Wie aber ist nach diesen Katastrophen ein lieto fine denkbar? Nur als Märchenschluss. Axel Köhler macht indes nicht den Fehler, dem zweifellosen Jubel des gesamten Ensembles und der Aufkündigung des Instituts des Probeschusses – diesem Relikt fürstlicher Gegenaufklärung – ein Gegenbild entgegenzusetzen, das die Musik ad absurdum führen würde. Im Gegenteil: der letzte Akt bringt eine fröhliche und offensichtlich wohlgenährte Festversammlung in grünsten, betont sauberen Kostümen auf die Bühne. Erst durch diese Absurdität aber, die völlig quer steht zum Bild der ersten beiden Akte, gewinnt der Schluss eine Bedeutung, die zugleich Webers Musikdramaturgie legitimiert – und doch das Problem dieses Finales beleuchtet. Denn dass eine staatliche Instanz sich von so etwas Unsicherem wie einem gleichsam institutionsfernen Subjekt wie dem – freilich herrlich und profund orgelnden – Eremiten lenken lässt, ist im Grunde pure Gegenaufklärung, ist die Fortsetzung jener Unterordnung, die von Gott über den Einsiedler zum Fürsten, schließlich über den einfachen Jäger zum Teufelsbündner, letzten Endes zur Hinkenden führt. Köhler aber setzt schlussendlich eine winzige Pointe, die deutlich genug ist, ohne allzu sehr mit dem Holzhammer der Ideologiekritik zu operieren. Schon der Auftritt der kleinen Kinder, war ja gespenstisch: da war, durchaus harmonierend zum Jägerchor (dessen „Volkstümlichkeit“ angesichts der inhaltlichen Probleme des Freischütz immer noch zu denken macht), der Aufmarsch der Jungs und Mädchen zu sehen: die Jäger und ihre schwächeren Opfer, auch, aber nicht nur, das Abbild eines Geschlechterkriegs, der schon früh beginnt. Nach dem Schlussakkord aber tönt es noch einmal von der Galerie in den Saal. Ein kleiner Junge, angeleitet von Fürst Ottokar, darf da den nächsten Schuss abgeben.

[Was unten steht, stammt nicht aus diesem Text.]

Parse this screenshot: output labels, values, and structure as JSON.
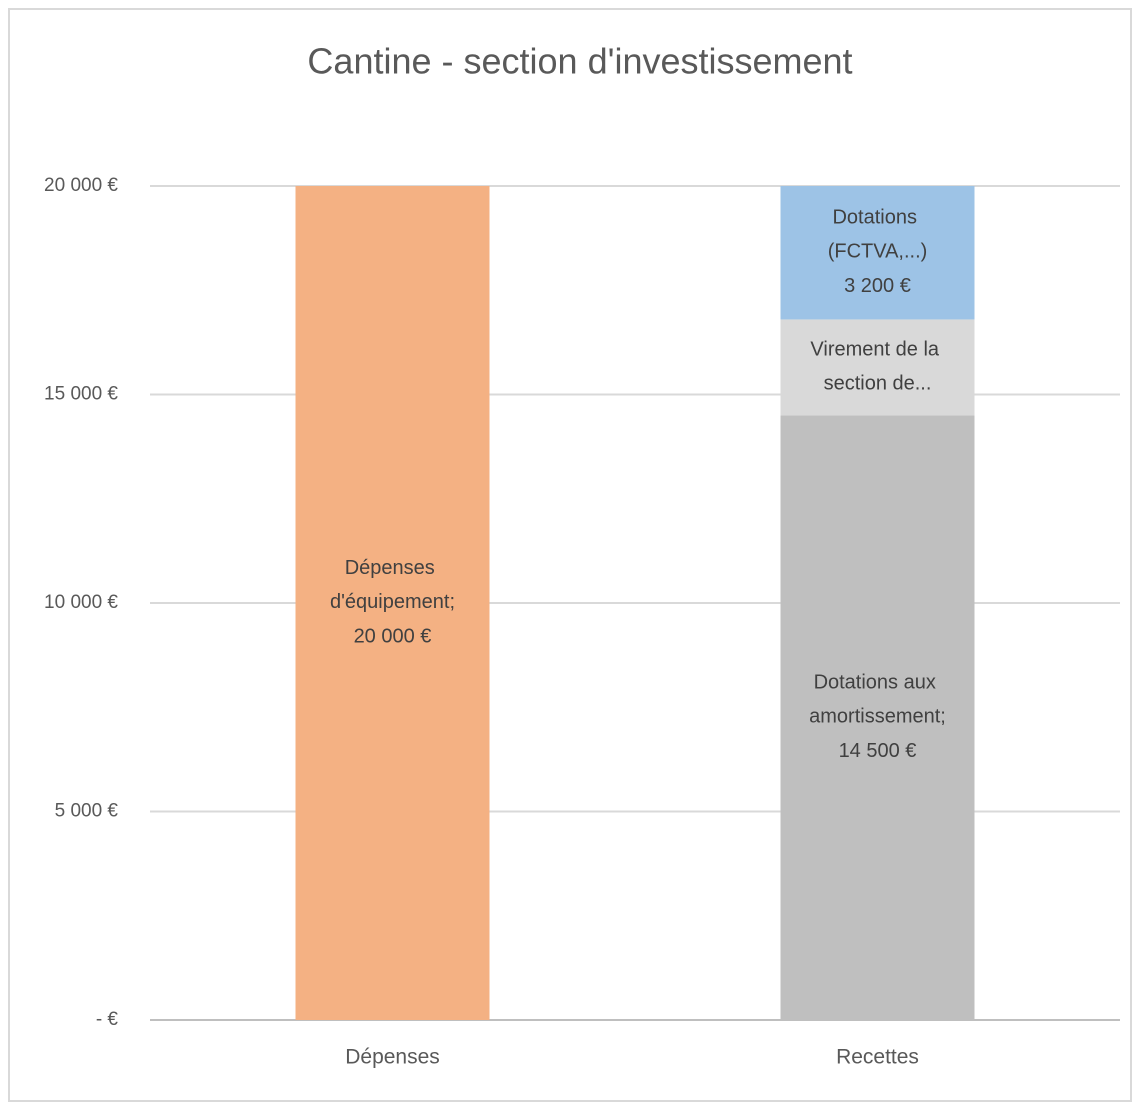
{
  "chart_data": {
    "type": "stacked_bar",
    "title": "Cantine - section d'investissement",
    "categories": [
      "Dépenses",
      "Recettes"
    ],
    "series": [
      {
        "name": "Dépenses d'équipement;",
        "color": "#f4b183",
        "values": [
          20000,
          null
        ],
        "value_labels": [
          "20 000 €",
          null
        ]
      },
      {
        "name": "Dotations aux amortissement;",
        "color": "#bfbfbf",
        "values": [
          null,
          14500
        ],
        "value_labels": [
          null,
          "14 500 €"
        ]
      },
      {
        "name": "Virement de la section de...",
        "color": "#d9d9d9",
        "values": [
          null,
          2300
        ],
        "value_labels": [
          null,
          null
        ]
      },
      {
        "name": "Dotations (FCTVA,...)",
        "color": "#9dc3e6",
        "values": [
          null,
          3200
        ],
        "value_labels": [
          null,
          "3 200 €"
        ]
      }
    ],
    "ylim": [
      0,
      20000
    ],
    "yticks": [
      {
        "value": 0,
        "label": "- €"
      },
      {
        "value": 5000,
        "label": "5 000 €"
      },
      {
        "value": 10000,
        "label": "10 000 €"
      },
      {
        "value": 15000,
        "label": "15 000 €"
      },
      {
        "value": 20000,
        "label": "20 000 €"
      }
    ],
    "grid": true
  }
}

„Der Fürst hat nischt jelernt“, wie eine Zuschauerin ganz richtig bemerkte. Wir aber haben eine der besseren Freischütz-Aufführungen gesehen, in der Max am Ende nicht erschossen wurde (das Beispiel Komische Oper Berlin: Calixto Bieito), in der nicht die Reihenfolge der Nummern vertauscht wurde, weil das Stück in seiner überlieferten Gestalt angeblich völlig unverständlich ist (das Beispiel Erfurt: Dominik Horwitz), und in der nicht gepflegte Langeweile herrscht (das Beispiel Dresden: Willy Decker). Das machte: das exzellente, die Musik des großen Dresdner Kapellmeisters ernstnehmende Orchester, die durchdachte Regie, schließlich einzelne Sänger, die mit ihren Stimmen nicht prunkten, sondern Webers Drama gestalteten: als Drama zwischen Gestern und Heute, als Drama der Misere einer immerwährenden Nachkriegszeit.

Frank Piontek, 22.1. 2017

Fotos: Matthias Creutziger / Sächsische Staatsoper (die Fotos zeigen, abgesehen von Georg Zeppenfeld als Kaspar, nicht die erwähnten Sänger)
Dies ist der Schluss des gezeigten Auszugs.